Across town, General Motors is getting ready to make a big technological leap: it just announced that it has partnered with AT&T to provide 4G LTE service for its customers. That LTE connectivity, by the way, will be packaged in many 2015-model-year Chevrolets, Buicks, GMCs, and Cadillacs.

It appears that GM’s going to use those connections just like every other manufacturer: by turning its cars into rolling WiFi hotspots. But from there the possibilities are endless—GM could create a streaming audio/video service that uses its back-seat entertainment systems, or upgrade its OnStar service to provide faster/more features.

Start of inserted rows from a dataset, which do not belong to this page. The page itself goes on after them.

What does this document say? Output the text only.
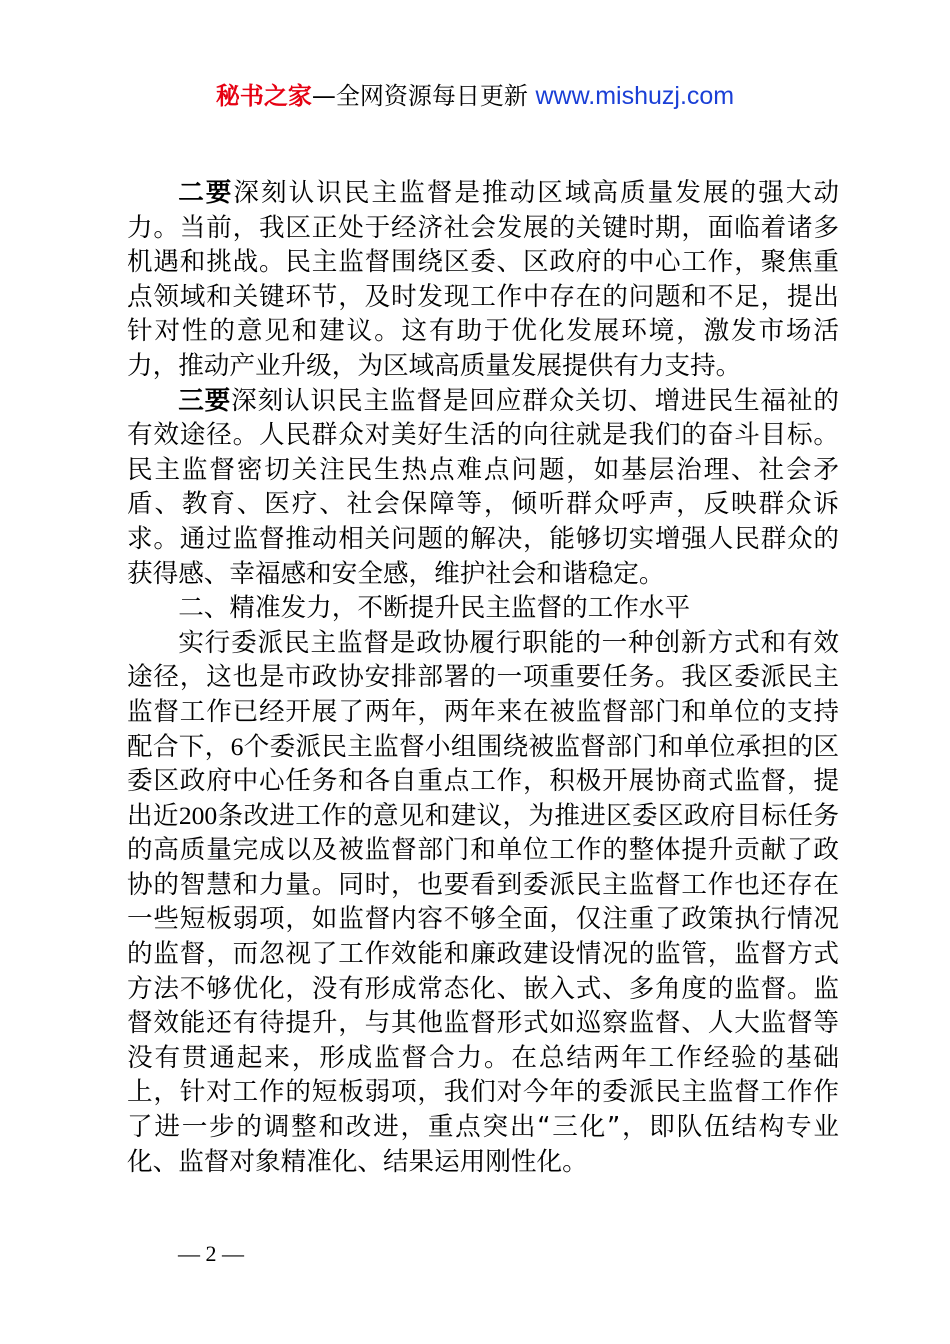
秘书之家—全网资源每日更新 www.mishuzj.com

二要深刻认识民主监督是推动区域高质量发展的强大动力。当前，我区正处于经济社会发展的关键时期，面临着诸多机遇和挑战。民主监督围绕区委、区政府的中心工作，聚焦重点领域和关键环节，及时发现工作中存在的问题和不足，提出针对性的意见和建议。这有助于优化发展环境，激发市场活力，推动产业升级，为区域高质量发展提供有力支持。

三要深刻认识民主监督是回应群众关切、增进民生福祉的有效途径。人民群众对美好生活的向往就是我们的奋斗目标。民主监督密切关注民生热点难点问题，如基层治理、社会矛盾、教育、医疗、社会保障等，倾听群众呼声，反映群众诉求。通过监督推动相关问题的解决，能够切实增强人民群众的获得感、幸福感和安全感，维护社会和谐稳定。

二、精准发力，不断提升民主监督的工作水平

实行委派民主监督是政协履行职能的一种创新方式和有效途径，这也是市政协安排部署的一项重要任务。我区委派民主监督工作已经开展了两年，两年来在被监督部门和单位的支持配合下，6个委派民主监督小组围绕被监督部门和单位承担的区委区政府中心任务和各自重点工作，积极开展协商式监督，提出近200条改进工作的意见和建议，为推进区委区政府目标任务的高质量完成以及被监督部门和单位工作的整体提升贡献了政协的智慧和力量。同时，也要看到委派民主监督工作也还存在一些短板弱项，如监督内容不够全面，仅注重了政策执行情况的监督，而忽视了工作效能和廉政建设情况的监管，监督方式方法不够优化，没有形成常态化、嵌入式、多角度的监督。监督效能还有待提升，与其他监督形式如巡察监督、人大监督等没有贯通起来，形成监督合力。在总结两年工作经验的基础上，针对工作的短板弱项，我们对今年的委派民主监督工作作了进一步的调整和改进，重点突出“三化”，即队伍结构专业化、监督对象精准化、结果运用刚性化。

— 2 —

It’s a curious move for GM: while we’ve already seen OEMs packaging high-speed internet connections in its cars (Audi Connect, Chrysler Uconnect, et cetera), GM is now the first American manufacturer to go to 4G LTE service, which is considerably quicker than 3G. It’s also an about-face for the company: all GM vehicles sold today come with CDMA cellular connections and Verizon Wireless service, in order to connect with the manufacturer’s OnStar telematics/concierge service.

General Motors acknowledges that there will be some overlap between the networks and technologies, but says that it’ll uphold its commitments to Verizon Wireless (and current OnStar customers) into the future. But cars equipped with the “tenth-generation OnStar platform,” which bows next year, will use AT&T exclusively. That includes 4G LTE connectivity where available, but the OnStar system can also use the older 3G or EDGE (2G) networks to make a connection.

Spotify integration will reach users “soon,” according to Ford (expect it in the next month or so), while GM’s new high-speed connections will reach its cars some time next summer or fall when the automaker releases its 2015-model-year cars.